L’été de ses 16 ans, Alexis, lors d’une sortie en mer sur la côte normande, est sauvé héroïquement du naufrage par David, 18 ans. Alexis vient de rencontrer l’ami de ses rêves. Mais le rêve durera-t-il plus qu’un été ? L’été 85…

Critique du film

Si les années 80 envahissent les écrans depuis quelques années, elles n’auront sans doute jamais été aussi flamboyantes que chez François Ozon. Un an à peine après l’indispensable Grâce à Dieu qui mettait en avant la parole des victimes du père Preynat, en pleine affaire judiciaire, le réalisateur français revient sur les écrans avec Été 85, accompagné du label Sélection Officielle du Festival de Cannes. 

Adapté du roman d’Aidan Chambers, La Danse du Coucou, Été 85 délaisse les paysages de l’Angleterre pour les côtes Normandes en plein été, dans lequel il situe sa romance adolescente. 1985, le mulet est à la mode, Rock Hudson est emporté par le Sida, The Cure chante la mélancolie de l’amour dans In-Between Days. Alexis, jeune homme de 16 ans, chavire en pleine tempête et est secouru par David, Apollon des mers, les cheveux au vent, le regard mi-fier mi-moqueur.
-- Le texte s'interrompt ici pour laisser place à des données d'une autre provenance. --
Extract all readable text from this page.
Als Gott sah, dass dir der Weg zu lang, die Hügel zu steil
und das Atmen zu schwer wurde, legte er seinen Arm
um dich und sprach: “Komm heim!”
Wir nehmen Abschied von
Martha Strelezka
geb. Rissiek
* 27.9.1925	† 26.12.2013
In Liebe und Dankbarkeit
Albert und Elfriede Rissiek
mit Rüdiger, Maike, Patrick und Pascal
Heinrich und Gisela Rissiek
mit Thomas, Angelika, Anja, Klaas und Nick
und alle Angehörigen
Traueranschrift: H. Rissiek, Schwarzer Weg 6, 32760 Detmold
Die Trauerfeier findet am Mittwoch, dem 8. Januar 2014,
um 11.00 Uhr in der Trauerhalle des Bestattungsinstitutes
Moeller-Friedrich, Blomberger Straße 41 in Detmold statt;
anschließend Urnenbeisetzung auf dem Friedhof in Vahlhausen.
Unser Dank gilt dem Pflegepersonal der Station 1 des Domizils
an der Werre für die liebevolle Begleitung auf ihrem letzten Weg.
Les regards se croisent, se cherchent et se fuient instantanément, trop passionnés, trop tendres. 

Le temps de l’amour

Pourtant, le premier regard du film est un regard de défi. Alexis fixe ses spectateur.ice.s,et leur intime de quitter le récit, car l’histoire qui va suivre est une “histoire de cadavre”. Été 85 est paradoxalement un film solaire hanté par la mort. La Mort avec une majuscule, aussi humaine, émotionnelle qu’amoureuse. François Ozon alterne entre la tragédie du réel, terne et triste, et les souvenirs chaleureux et colorés de l’amour. C’est sans doute toute la force du film qui enclenche dès son ouverture une bombe émotionnelle à retardement : les regards, les baisers et les rires traduisent une urgence d’aimer, et deviennent toujours plus intenses, menacés par le spectre du temps. Comme ces amours de vacances qui n’existent qu’avec les flots de la mer, l’idylle de David et d’Alexis demeure une parenthèse hors du temps. 

La pellicule imprime alors l’idée d’un souvenir. Les années 80 chez Ozon n’ont rien d’un fantasme mais contiennent une véritable mémoire. La reconstitution de la classe moyenne est minutieuse, loin de la bourgeoisie d’un Call Me By Your Name, et s’incarne aussi bien dans le langage et le phrasé si particulier de l’époque que dans les cuisines au mobilier blanc étouffant. Jamais saturé par une profusion de titres emblématiques, le film se construit autour d’In-Between Days, entrecoupé par les vagues discrètes et électroniques de Jean-Benoît Dunckel. Été 85 est un film vivant qui fait appel aux souvenirs individuels. Le film déborde de nostalgie, non pas par la fétichisation d’une époque, mais parce qu’il regarde avec mélancolie l’innocence révolue de l’adolescence. La légère brise qui caresse les cheveux sur la plage, l’ambiance si particulière des rues la nuit, les tendres baisers devant le soleil qui se lève ou qui se couche, on ne sait plus.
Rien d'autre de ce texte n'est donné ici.